|A Year and Change|
This prologue begins the second part Book Four. More than a decade has passed since the Sailor Stars left Earth . . .
|Prologue: Fine Choices|
Torvaldson, Black, Miller, Agnelli and Fine was a successful and long-established partnership that had become a firm. Fine was not a partner--that is, Michael Fine. His grandfather was one of the founding partners, though, and that gave young Fine enough cachet to handle this client without belittling him, but without getting the firm too closely involved.
The client was Johnny Lee Swainson, head of the New Gospel Church and the real power inside the Coalition for a Moral America. Michael had expected to find either a rock-solid fundamentalist Christian or a cynical manipulator in the style of Elmer Gantry, a character one of the old novels he'd been forced to read but was glad of later. Close-up, Swainson was neither, though exactly what he really was, Michael Fine did not know, even after dealing with the man for more than a year.
One thing that he was sure of was that Swainson was not usually a heavy drinker. He didn't pretend to be a teetotaller in front of his flock, but the only time he was ever photographed with a drink was with champagne at his wedding, and then at his son's. But on this election night, Fine had seen him finish two tall drinks and start on a third, and he suspected Swainson had drunk more earlier.
Swainson hadn't really said much so far. Mostly what he had done was ask questions and encourage Michael to talk. Meanwhile the housekeeper flitted in and out, endlessly attentive. She was African-American, fairly young but not very attractive. She was very pleasant and efficient, and . Finally Swainson said, "Valita, I'll be fine by myself. It's time you were in bed."

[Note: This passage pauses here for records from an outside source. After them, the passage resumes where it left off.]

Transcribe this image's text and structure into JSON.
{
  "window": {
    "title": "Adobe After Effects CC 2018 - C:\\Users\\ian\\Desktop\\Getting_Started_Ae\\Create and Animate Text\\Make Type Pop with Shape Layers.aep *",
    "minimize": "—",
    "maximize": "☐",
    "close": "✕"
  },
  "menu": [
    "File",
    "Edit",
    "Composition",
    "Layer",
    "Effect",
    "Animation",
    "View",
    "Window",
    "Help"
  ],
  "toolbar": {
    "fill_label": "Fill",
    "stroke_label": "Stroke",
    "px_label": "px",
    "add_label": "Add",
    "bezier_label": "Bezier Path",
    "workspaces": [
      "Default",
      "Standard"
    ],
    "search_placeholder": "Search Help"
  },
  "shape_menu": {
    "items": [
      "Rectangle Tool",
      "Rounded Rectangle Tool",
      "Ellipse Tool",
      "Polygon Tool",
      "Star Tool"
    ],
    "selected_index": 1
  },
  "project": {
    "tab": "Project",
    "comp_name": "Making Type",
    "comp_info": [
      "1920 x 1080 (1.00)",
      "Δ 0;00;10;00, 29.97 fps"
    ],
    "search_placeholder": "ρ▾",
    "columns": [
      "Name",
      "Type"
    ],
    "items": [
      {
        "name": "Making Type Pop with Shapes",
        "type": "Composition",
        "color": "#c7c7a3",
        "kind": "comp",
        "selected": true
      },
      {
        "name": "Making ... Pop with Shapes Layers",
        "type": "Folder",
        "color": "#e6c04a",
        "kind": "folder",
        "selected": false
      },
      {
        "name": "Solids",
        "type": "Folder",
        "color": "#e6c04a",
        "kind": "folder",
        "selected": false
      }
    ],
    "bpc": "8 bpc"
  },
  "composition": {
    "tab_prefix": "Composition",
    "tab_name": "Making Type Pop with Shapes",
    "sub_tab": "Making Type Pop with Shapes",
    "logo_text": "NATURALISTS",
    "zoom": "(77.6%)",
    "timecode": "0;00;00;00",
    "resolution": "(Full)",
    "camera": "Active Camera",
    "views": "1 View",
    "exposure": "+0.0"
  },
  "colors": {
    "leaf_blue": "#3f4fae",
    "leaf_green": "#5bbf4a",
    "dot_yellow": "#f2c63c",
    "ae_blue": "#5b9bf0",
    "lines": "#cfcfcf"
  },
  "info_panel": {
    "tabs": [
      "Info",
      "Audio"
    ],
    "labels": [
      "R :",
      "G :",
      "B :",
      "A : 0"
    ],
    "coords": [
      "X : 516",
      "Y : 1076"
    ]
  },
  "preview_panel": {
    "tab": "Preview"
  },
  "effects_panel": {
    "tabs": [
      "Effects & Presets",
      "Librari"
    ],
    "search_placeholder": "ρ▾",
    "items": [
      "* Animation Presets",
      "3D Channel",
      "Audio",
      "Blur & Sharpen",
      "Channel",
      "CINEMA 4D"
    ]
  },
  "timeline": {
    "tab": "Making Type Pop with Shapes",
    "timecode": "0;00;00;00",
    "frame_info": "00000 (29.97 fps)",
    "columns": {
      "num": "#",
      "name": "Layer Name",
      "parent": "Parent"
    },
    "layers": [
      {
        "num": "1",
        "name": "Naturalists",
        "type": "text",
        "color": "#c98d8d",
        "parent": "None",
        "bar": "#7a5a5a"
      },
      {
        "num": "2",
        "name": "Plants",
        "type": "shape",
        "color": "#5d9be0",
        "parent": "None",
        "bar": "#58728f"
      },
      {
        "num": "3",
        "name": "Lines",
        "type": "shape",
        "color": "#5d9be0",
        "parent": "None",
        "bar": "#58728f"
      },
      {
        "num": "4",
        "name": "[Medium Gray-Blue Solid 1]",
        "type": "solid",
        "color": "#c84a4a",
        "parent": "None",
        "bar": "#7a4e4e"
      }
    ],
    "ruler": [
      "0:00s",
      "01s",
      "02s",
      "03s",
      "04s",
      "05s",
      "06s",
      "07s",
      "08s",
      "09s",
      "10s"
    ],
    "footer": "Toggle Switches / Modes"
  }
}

The housekeeper looked a little hurt, but she left them alone. After she was gone for long enough for it to be clear she wouldn't return, Swainson finished his latest drink and made another--he got up to do that, and he walked steadily enough, but perhaps carefully. Swainson was drinking his usual, Johnny Walker Green Label, a cheaper, not-heavily-advertised brand drunk mostly by knowing Southerners. Maybe he preferred it; maybe it was part of the role he was playing.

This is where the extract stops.